Pubdate: Sun, 23 Jul 2006
Source: Chicago Tribune (IL)
Copyright: 2006 Chicago Tribune Company
Contact:  http://www.chicagotribune.com/
Details: http://www.mapinc.org/media/82
Author: Rex W. Huppke, Tribune staff reporter

TRUTH HAS VALUE, EVEN WITHOUT JUSTICE

Police Torture Report

The truth about acts of torture in the Chicago Police Department, 
laid out over 290 pages, was there for all to see--those who wanted 
the facts, and perhaps more important, those who didn't.

It took special prosecutor Edward Egan and Robert Boyle, the chief 
deputy special prosecutor, four years and more than $6 million in 
taxpayer money to investigate the atrocities that went down behind 
the doors of police interrogation rooms on the South Side in the 
1970s and '80s.

Filtering the fiction from decades of rumors and allegations left 
prosecutors with horrifying conclusions. Suspects were punched and 
kicked. Burned and shocked. Tortured.

And yet the truth comes too late. Statutes of limitation have long 
since passed. None of the perpetrators of these malevolent acts will 
be prosecuted.

So what's the point in finding the truth--and spending millions in 
the process--if that truth won't bring about justice?

That question has been on many Chicagoans' minds since the report was 
released Wednesday. As a society, we have a proclivity for avoiding 
ugly truths, but when we're forced to face them, they'd best come 
with consequences.

In this case, we're left to ponder the intrinsic value of truth itself.

"Revelations are always instructive and valuable, even if they're 
beyond the reach of the criminal justice system," said retired U.S. 
Circuit Court of Appeals Judge Nathaniel Jones.

History buttresses the judge's claim.

In 1947, a committee appointed by President Harry Truman released a 
report detailing endemic discrimination and violence against blacks 
throughout the country. The report--"To Secure These Rights"--didn't 
lead to criminal prosecutions.

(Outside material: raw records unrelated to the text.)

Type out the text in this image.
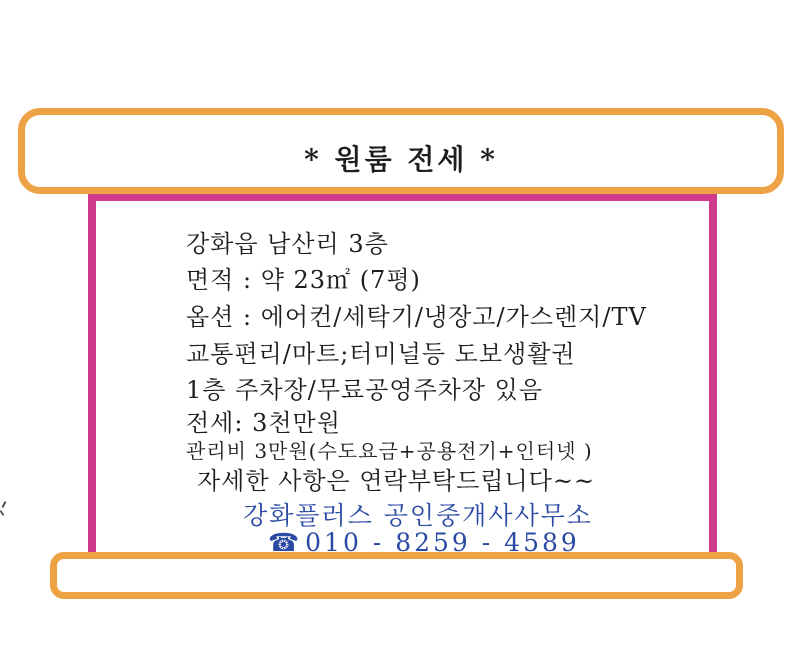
* 원룸 전세 *
강화읍 남산리 3층
면적 : 약 23㎡ (7평)
옵션 : 에어컨/세탁기/냉장고/가스렌지/TV
교통편리/마트;터미널등 도보생활권
1층 주차장/무료공영주차장 있음
전세: 3천만원
관리비 3만원(수도요금+공용전기+인터넷 )
자세한 사항은 연락부탁드립니다~~
강화플러스 공인중개사사무소
☎ 010 - 8259 - 4589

But its findings shocked many 
Americans and laid the groundwork for civil rights policies for 
decades to come.

In the mid-1990s, the South African Truth and Reconciliation 
Commission was formed to explore human rights violations committed 
during apartheid.

"It was clear that many of the persons who committed the atrocities 
there would never be prosecuted," Jones said. "Nevertheless, it had a 
cleansing effect to disclose it. It's important to lift up the screen 
and pull back the veneer and let people see how ugly our past has 
been so they can conform their conduct to a higher standard."

No Indictments Likely

Even before Egan and Boyle started their work in 2002, most involved 
knew the investigation was unlikely to lead to indictments against 
former police Cmdr. Jon Burge or any of his officers. Judge Paul 
Biebel Jr., who appointed the special prosecutors, didn't think that 
mattered when the investigation began, and he doesn't think it matters now.

What's important, the judge said last week, was that the crimes were 
finally investigated.

Boyle concurred: "There has been a cry in this community for a long 
time that no one has ever been willing to step up and say what really 
happened. For once and for all ... I think that is accomplished with this."

Flint Taylor, a plaintiffs' attorney who has spent more than a decade 
investigating the torture charges, said the report doesn't go far 
enough in explaining the cruel acts that were committed, and he said 
the argument that statutes of limitation have expired is a "sham." 
But, he said, better to see an insufficient acknowledgment of what 
happened than no acknowledgment at all.

"It's important that they found that there was systemic torture," 
Taylor said. "It's important that the press and history record it and 
make of it what it really was."

Free from any personal attachment, academics easily see the report's 
worth, philosophically and pragmatically.

"I think there might very well be a longer-run value of a social 
kind," said Susan Haack, a professor of law and philosophy at the 
University of Miami. "Imagine that we'd found out about what was 
going on at Enron too late to prosecute the people involved. An 
investigation would still have done good. It would have a deterrent 
effect on others, just as this does."

Need To Understand Causes

Michael Lynch, an associate professor of philosophy at the University 
of Connecticut and author of the book "True to Life: Why Truth 
Matters," said it's critical for Americans to learn and face the 
realities behind governmental malfeasance, particularly when it 
involves crimes as serious as torture.

"Unless we look at it in all its gory detail, we may miss the causes 
of it," he said. "If we don't understand what the causes are, we 
won't know how to prevent it."

Civil lawsuits will continue to play out in this case, and Taylor and 
other attorneys representing those who suffered at the hand of 
corrupt officers will push relentlessly for some form of criminal 
charges. For what it's worth, Burge and the other men whose callous 
acts the prosecutors detailed will inescapably, in life and in death, 
be remembered as torturers.

Philosopher George Santayana famously noted: "Those who cannot 
remember the past are condemned to repeat it."

The hope, then, is that by knowing what happened in the windowless 
rooms of places meant to mete out justice, not pain, our memory of 
these crimes will be strong enough to ensure they never happen again.